« AMLO », le sauveur du Mexique?
Avec son nouveau président, Andrés Manuel Lopez Obrador, le pays vire à gauche. Viva la revolucion?
Mais qui est Andrés Manuel Lopez Obrador? Le nouveau président du Mexique, qui a prêté serment samedi 1er décembre et qui gouvernera le pays de 130 millions d’habitants jusqu’en 2024, demeure un mystère. S’imposera-t-il comme un pragmatique, un peu à la manière du Brésilien Lula, avec lequel il partage une origine modeste et la promesse d’un programme social ambitieux? Ou, comme l’affirment ses détracteurs, « AMLO » – son surnom – se révélera-t-il un idéologue irresponsable, à l’instar de feu Hugo Chavez et de son successeur, Nicolas Maduro, qui ont ruiné le Venezuela en quelques années? Autre hypothèse: à 65 ans, ce fils de petit commerçant pourrait agir en gestionnaire raisonnable, comme du temps où il fut maire de la tentaculaire capitale Mexico, entre 2000 et 2005.

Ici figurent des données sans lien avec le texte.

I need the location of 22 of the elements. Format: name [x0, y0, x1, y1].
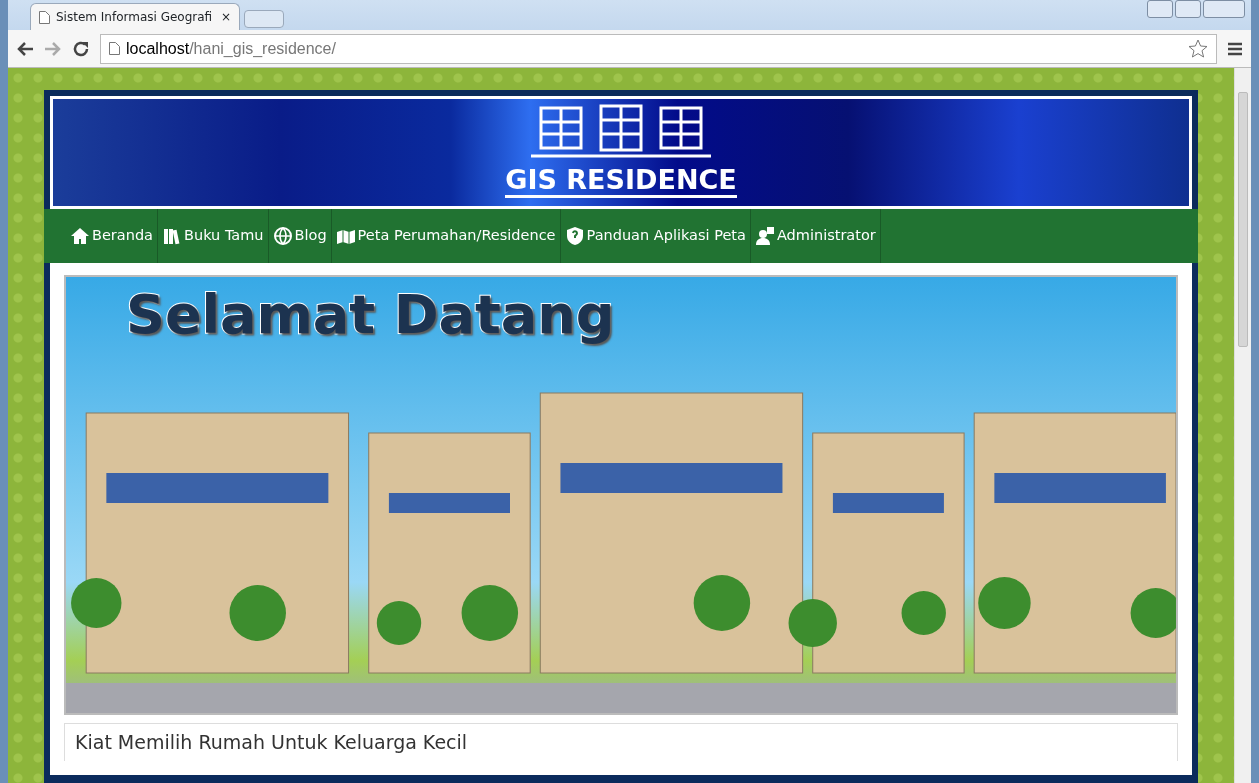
minimize-button[interactable]	[1147, 0, 1173, 18]
article-title: Kiat Memilih Rumah Untuk Keluarga Kecil	[64, 723, 1178, 761]
new-tab-button[interactable]	[244, 10, 284, 28]
user-icon	[754, 226, 775, 246]
forward-icon[interactable]	[44, 40, 62, 57]
address-bar[interactable]: localhost/hani_gis_residence/	[100, 33, 1217, 64]
tab-title: Sistem Informasi Geografi	[56, 9, 213, 26]
browser-tab[interactable]: Sistem Informasi Geografi ×	[30, 3, 240, 30]
close-tab-button[interactable]: ×	[220, 8, 231, 26]
maximize-button[interactable]	[1175, 0, 1201, 18]
reload-icon[interactable]	[72, 39, 90, 58]
books-icon	[162, 226, 182, 246]
shield-icon	[564, 226, 585, 246]
page-icon	[39, 10, 50, 24]
scrollbar-thumb[interactable]	[1238, 92, 1248, 347]
close-window-button[interactable]	[1203, 0, 1245, 18]
home-icon	[70, 226, 90, 246]
site-title: GIS RESIDENCE	[505, 166, 737, 198]
welcome-heading: Selamat Datang	[126, 285, 615, 345]
globe-icon	[272, 226, 293, 246]
back-icon[interactable]	[16, 40, 34, 57]
menu-icon[interactable]	[1227, 41, 1243, 56]
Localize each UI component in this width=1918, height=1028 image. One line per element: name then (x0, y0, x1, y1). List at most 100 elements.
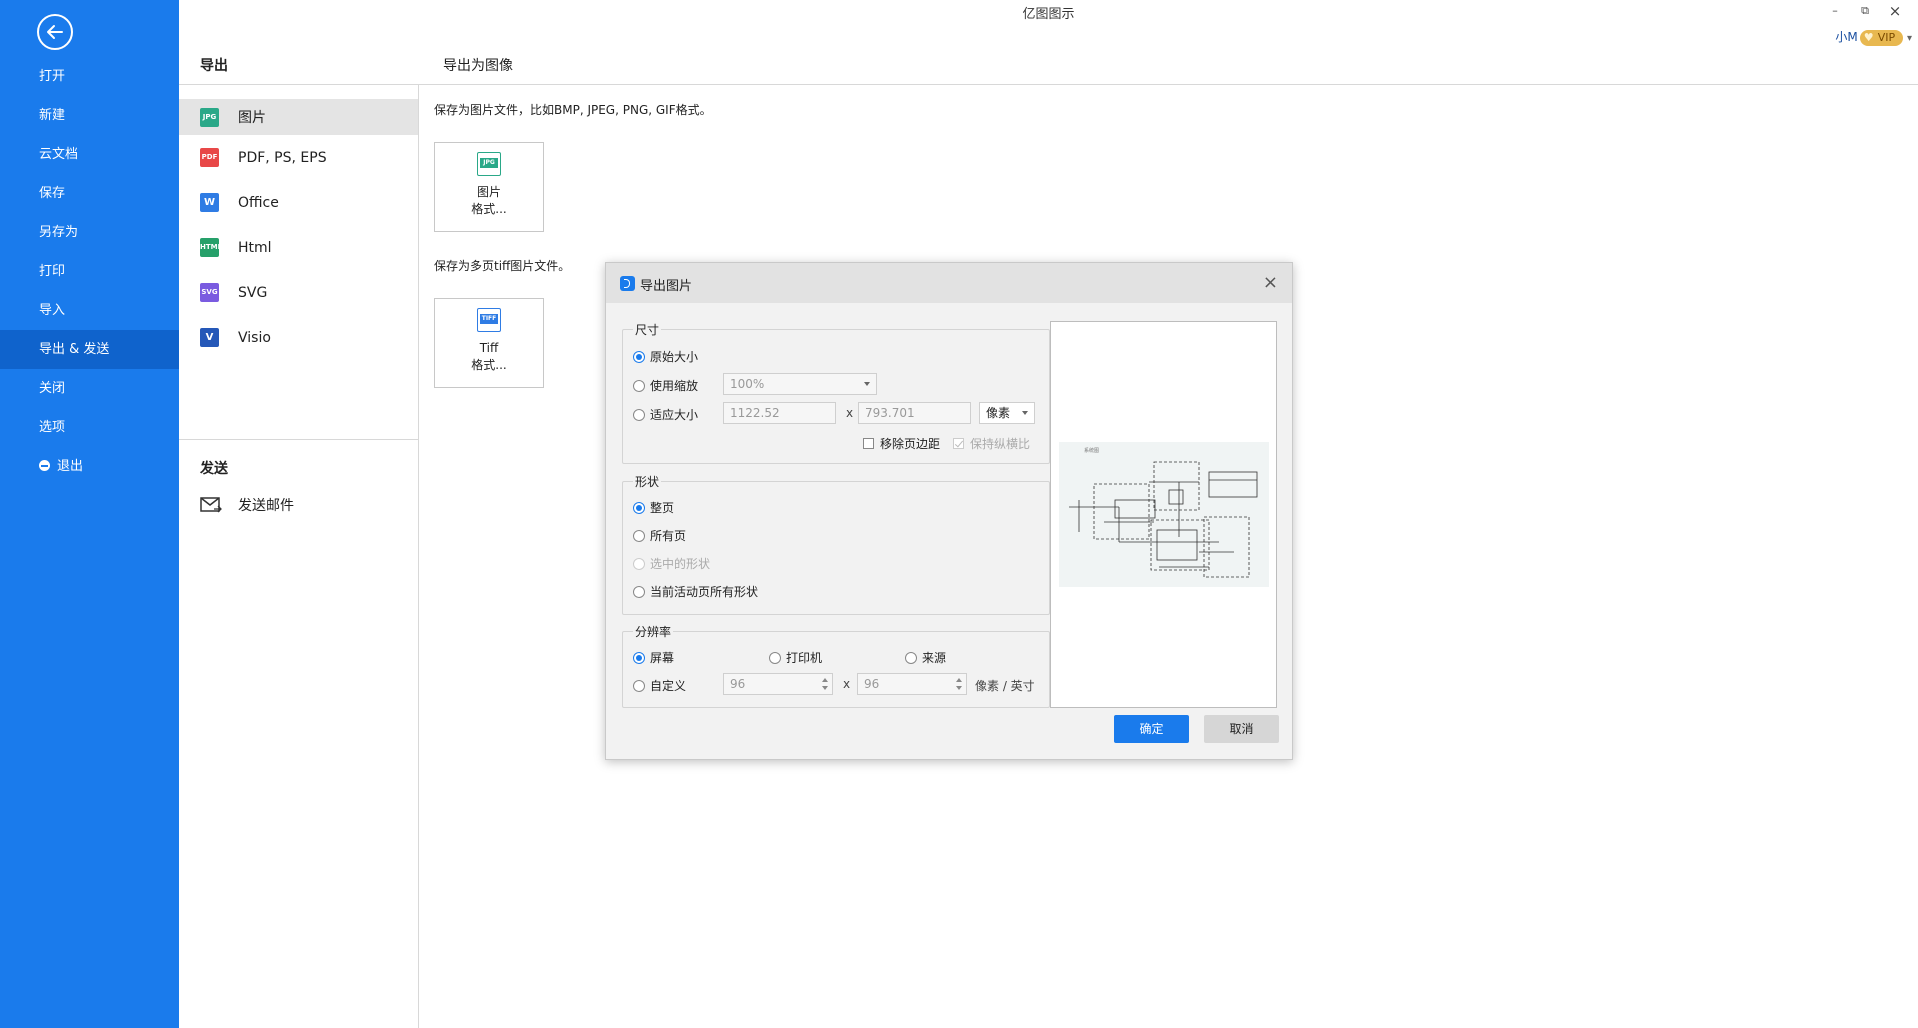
radio-button (633, 350, 645, 363)
nav-print[interactable]: 打印 (0, 252, 179, 291)
dpi-x-stepper[interactable]: 96 (723, 673, 833, 695)
group-label: 分辨率 (633, 623, 674, 640)
radio-custom[interactable]: 自定义 (633, 677, 686, 694)
radio-original-size[interactable]: 原始大小 (633, 348, 698, 365)
keep-ratio-checkbox[interactable]: 保持纵横比 (953, 435, 1030, 452)
times-sign: x (843, 677, 851, 691)
nav-import[interactable]: 导入 (0, 291, 179, 330)
radio-whole-page[interactable]: 整页 (633, 499, 674, 516)
ok-button[interactable]: 确定 (1114, 715, 1189, 743)
divider (179, 439, 418, 440)
radio-button (633, 557, 645, 570)
radio-button (769, 651, 781, 664)
unit-value: 像素 (986, 406, 1011, 420)
nav-save-as[interactable]: 另存为 (0, 213, 179, 252)
nav-label: 选项 (39, 420, 66, 435)
export-format-list: JPG 图片 PDF PDF, PS, EPS W Office HTML Ht… (179, 99, 418, 360)
resolution-group: 分辨率 屏幕 打印机 来源 自定义 96 x 96 像素 / 英寸 (622, 623, 1050, 708)
divider (418, 84, 419, 1028)
radio-label: 当前活动页所有形状 (650, 585, 759, 599)
cancel-button[interactable]: 取消 (1204, 715, 1279, 743)
nav-options[interactable]: 选项 (0, 408, 179, 447)
radio-use-zoom[interactable]: 使用缩放 (633, 377, 698, 394)
send-email[interactable]: 发送邮件 (200, 495, 294, 515)
radio-screen[interactable]: 屏幕 (633, 649, 674, 666)
radio-button (905, 651, 917, 664)
spin-down-icon[interactable] (822, 686, 828, 690)
svg-text:系统图: 系统图 (1084, 447, 1099, 454)
nav-label: 关闭 (39, 381, 66, 396)
image-format-tile[interactable]: JPG 图片 格式... (434, 142, 544, 232)
nav-exit[interactable]: 退出 (0, 447, 179, 486)
nav-cloud-docs[interactable]: 云文档 (0, 135, 179, 174)
width-field[interactable]: 1122.52 (723, 402, 836, 424)
unit-select[interactable]: 像素 (979, 402, 1035, 424)
dialog-close-button[interactable]: × (1263, 272, 1278, 293)
format-visio[interactable]: V Visio (179, 315, 418, 360)
radio-label: 适应大小 (650, 408, 699, 422)
title-bar: 亿图图示 – ⧉ × (179, 0, 1918, 24)
format-html[interactable]: HTML Html (179, 225, 418, 270)
exit-icon (39, 460, 50, 471)
shape-group: 形状 整页 所有页 选中的形状 当前活动页所有形状 (622, 473, 1050, 615)
nav-save[interactable]: 保存 (0, 174, 179, 213)
user-menu[interactable]: 小MVIP ▾ (1835, 28, 1912, 46)
format-pdf[interactable]: PDF PDF, PS, EPS (179, 135, 418, 180)
format-label: Office (238, 194, 279, 211)
radio-button (633, 585, 645, 598)
radio-button (633, 679, 645, 692)
nav-close[interactable]: 关闭 (0, 369, 179, 408)
spin-up-icon[interactable] (822, 678, 828, 682)
format-image[interactable]: JPG 图片 (179, 99, 418, 135)
nav-label: 打印 (39, 264, 66, 279)
nav-export-send[interactable]: 导出 & 发送 (0, 330, 179, 369)
format-label: Html (238, 239, 272, 256)
radio-label: 整页 (650, 501, 675, 515)
group-label: 尺寸 (633, 321, 662, 338)
nav-new[interactable]: 新建 (0, 96, 179, 135)
radio-label: 打印机 (786, 651, 823, 665)
dialog-title: 导出图片 (640, 279, 693, 294)
pdf-icon: PDF (200, 148, 219, 167)
arrow-left-icon (47, 25, 63, 39)
format-svg[interactable]: SVG SVG (179, 270, 418, 315)
tile-label: Tiff (479, 341, 499, 355)
radio-label: 选中的形状 (650, 557, 711, 571)
tiff-file-icon: TIFF (477, 308, 501, 332)
checkbox-label: 移除页边距 (880, 437, 941, 451)
back-button[interactable] (37, 14, 73, 50)
zoom-select[interactable]: 100% (723, 373, 877, 395)
html-icon: HTML (200, 238, 222, 257)
radio-current-page-shapes[interactable]: 当前活动页所有形状 (633, 583, 758, 600)
restore-button[interactable]: ⧉ (1854, 1, 1876, 21)
height-field[interactable]: 793.701 (858, 402, 971, 424)
radio-selected-shapes[interactable]: 选中的形状 (633, 555, 710, 572)
diagram-thumbnail-image: 系统图 (1069, 447, 1258, 578)
nav-label: 打开 (39, 69, 66, 84)
radio-button (633, 408, 645, 421)
chevron-down-icon (864, 382, 870, 386)
format-office[interactable]: W Office (179, 180, 418, 225)
radio-button (633, 529, 645, 542)
radio-button (633, 501, 645, 514)
nav-label: 保存 (39, 186, 66, 201)
spin-down-icon[interactable] (956, 686, 962, 690)
close-window-button[interactable]: × (1884, 1, 1906, 21)
nav-open[interactable]: 打开 (0, 57, 179, 96)
radio-button (633, 651, 645, 664)
export-image-dialog: 导出图片 × 尺寸 原始大小 使用缩放 100% 适应大小 1122.52 x … (605, 262, 1293, 760)
vip-badge: VIP (1859, 30, 1904, 46)
spin-up-icon[interactable] (956, 678, 962, 682)
radio-fit-size[interactable]: 适应大小 (633, 406, 698, 423)
radio-source[interactable]: 来源 (905, 649, 946, 666)
minimize-button[interactable]: – (1824, 1, 1846, 21)
dpi-y-stepper[interactable]: 96 (857, 673, 967, 695)
radio-all-pages[interactable]: 所有页 (633, 527, 686, 544)
radio-printer[interactable]: 打印机 (769, 649, 822, 666)
dpi-x-value: 96 (730, 677, 746, 691)
group-label: 形状 (633, 473, 662, 490)
radio-label: 使用缩放 (650, 379, 699, 393)
radio-label: 原始大小 (650, 350, 699, 364)
tiff-format-tile[interactable]: TIFF Tiff 格式... (434, 298, 544, 388)
remove-margin-checkbox[interactable]: 移除页边距 (863, 435, 940, 452)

A l’époque, AMLO a un grand dada: l’austérité républicaine. Il met la municipalité à la diète, réduisant même son propre salaire. L’instauration d’un système de retraites, la construction d’autoroutes et l’inauguration d’un Metrobus pour désengorger la ville embouteillée achèvent d’assurer sa popularité. A la fin de son mandat, 86% des habitants se disent satisfaits de son action. Aujourd’hui, le président entend réduire les dépenses d’apparat, vendre la flotte d’avions du gouvernement et diviser par deux les émoluments des hauts fonctionnaires, dont le sien (ramené à 4.670 euros par mois). AMLO promet aussi d’augmenter le plafond minimal des pensions et d’offrir des bourses aux étudiants, suivant son slogan de campagne Becarios si, sicarios no (« boursiers, oui, tueurs à gages, non »), qui fait référence à la violence des « narcos ». Natif du Tabasco, un Etat méridional défavorisé, il s’est aussi engagé à soutenir les petits agriculteurs et à développer les infrastructures afin de créer des emplois dans les régions enclavées du sud du pays. Objectif: freiner l’exode rural.
Lopez Obrador reste fidèle à sa trajectoire de militant, commencée dans les années 1970. A l’âge de 23 ans, fraîchement diplômé en sciences politiques, il entre au Parti révolutionnaire institutionnel (PRI), le parti unique qui a régné sur le Mexique pendant sept décennies. Membre de l’aile gauche de la formation, il la quitte dix ans plus tard, lors du grand tournant néolibéral des années 1980. Avec d’autres, il participe alors à la formation du Parti révolutionnaire démocratique (PRD, gauche), dont il sera le candidat en 1989 et en 1994 pour le poste de gouverneur du Tabasco. En 2006 et 2012, c’est lui aussi qui porte les couleurs du PRD à la présidentielle. Battu deux fois, l’opiniâtre AMLO créé son propre parti en 2014, le Mouvement de régénération nationale (Morena), qui vient de le hisser au sommet du pouvoir, avec 53% des suffrages dans un scrutin à un tour. Un succès impressionnant doublé d’une victoire à la Chambre des députés, où son parti détient la majorité absolue.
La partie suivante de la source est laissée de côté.